Relaxation Labeling Meets GANs: Solving Jigsaw Puzzles with Missing Borders
This addresses a real-world issue in reconstructing broken artifacts or ruined frescoes, but it is an incremental improvement combining existing techniques for a specific domain.
The paper tackles the problem of solving jigsaw puzzles with missing or eroded borders by proposing JiGAN, a two-step method that first repairs borders using a GAN-based image extension and then solves the puzzle with relaxation labeling, demonstrating feasibility on benchmark datasets.

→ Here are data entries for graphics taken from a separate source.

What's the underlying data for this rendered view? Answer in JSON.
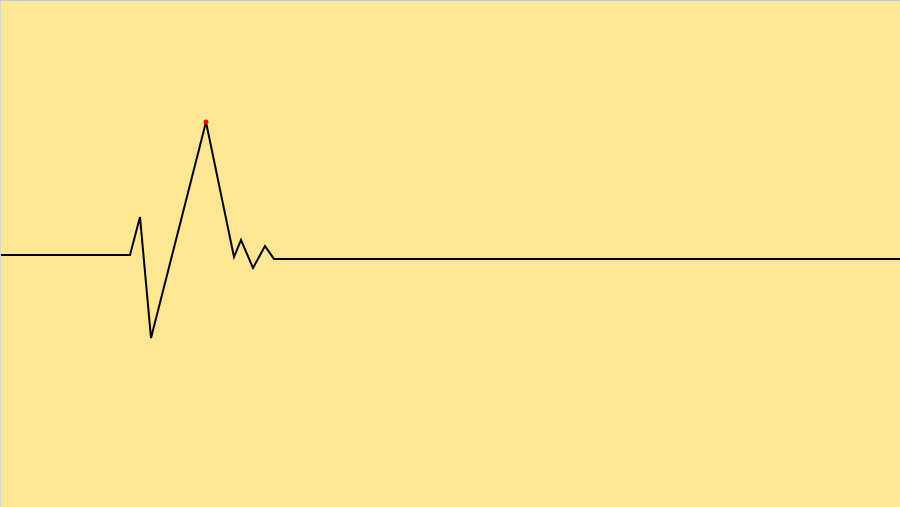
{
  "colors": {
    "background": "#ffe796",
    "line": "#000000",
    "marker": "#ff0000"
  },
  "waveform": {
    "description_free": true
  }
}
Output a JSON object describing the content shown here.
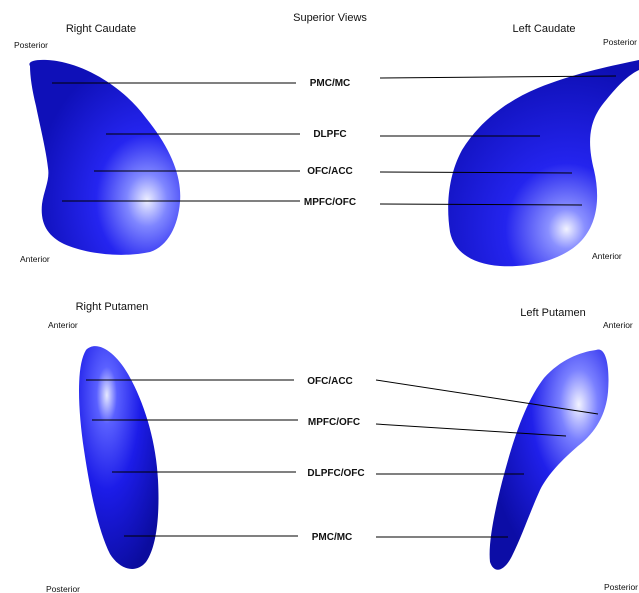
{
  "title": "Superior Views",
  "structures": {
    "right_caudate": {
      "name": "Right Caudate",
      "top": "Posterior",
      "bottom": "Anterior"
    },
    "left_caudate": {
      "name": "Left Caudate",
      "top": "Posterior",
      "bottom": "Anterior"
    },
    "right_putamen": {
      "name": "Right Putamen",
      "top": "Anterior",
      "bottom": "Posterior"
    },
    "left_putamen": {
      "name": "Left Putamen",
      "top": "Anterior",
      "bottom": "Posterior"
    }
  },
  "caudate_regions": [
    "PMC/MC",
    "DLPFC",
    "OFC/ACC",
    "MPFC/OFC"
  ],
  "putamen_regions": [
    "OFC/ACC",
    "MPFC/OFC",
    "DLPFC/OFC",
    "PMC/MC"
  ],
  "colors": {
    "structure": "#1a1ae6",
    "highlight": "#e8ecff",
    "dark": "#0a0a8c"
  }
}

This paper proposes JiGAN, a GAN-based method for solving Jigsaw puzzles with eroded or missing borders. Missing borders is a common real-world situation, for example, when dealing with the reconstruction of broken artifacts or ruined frescoes. In this particular condition, the puzzle's pieces do not align perfectly due to the borders' gaps; in this situation, the patches' direct match is unfeasible due to the lack of color and line continuations. JiGAN, is a two-steps procedure that tackles this issue: first, we repair the eroded borders with a GAN-based image extension model and measure the alignment affinity between pieces; then, we solve the puzzle with the relaxation labeling algorithm to enforce consistency in pieces positioning, hence, reconstructing the puzzle. We test the method on a large dataset of small puzzles and on three commonly used benchmark datasets to demonstrate the feasibility of the proposed approach.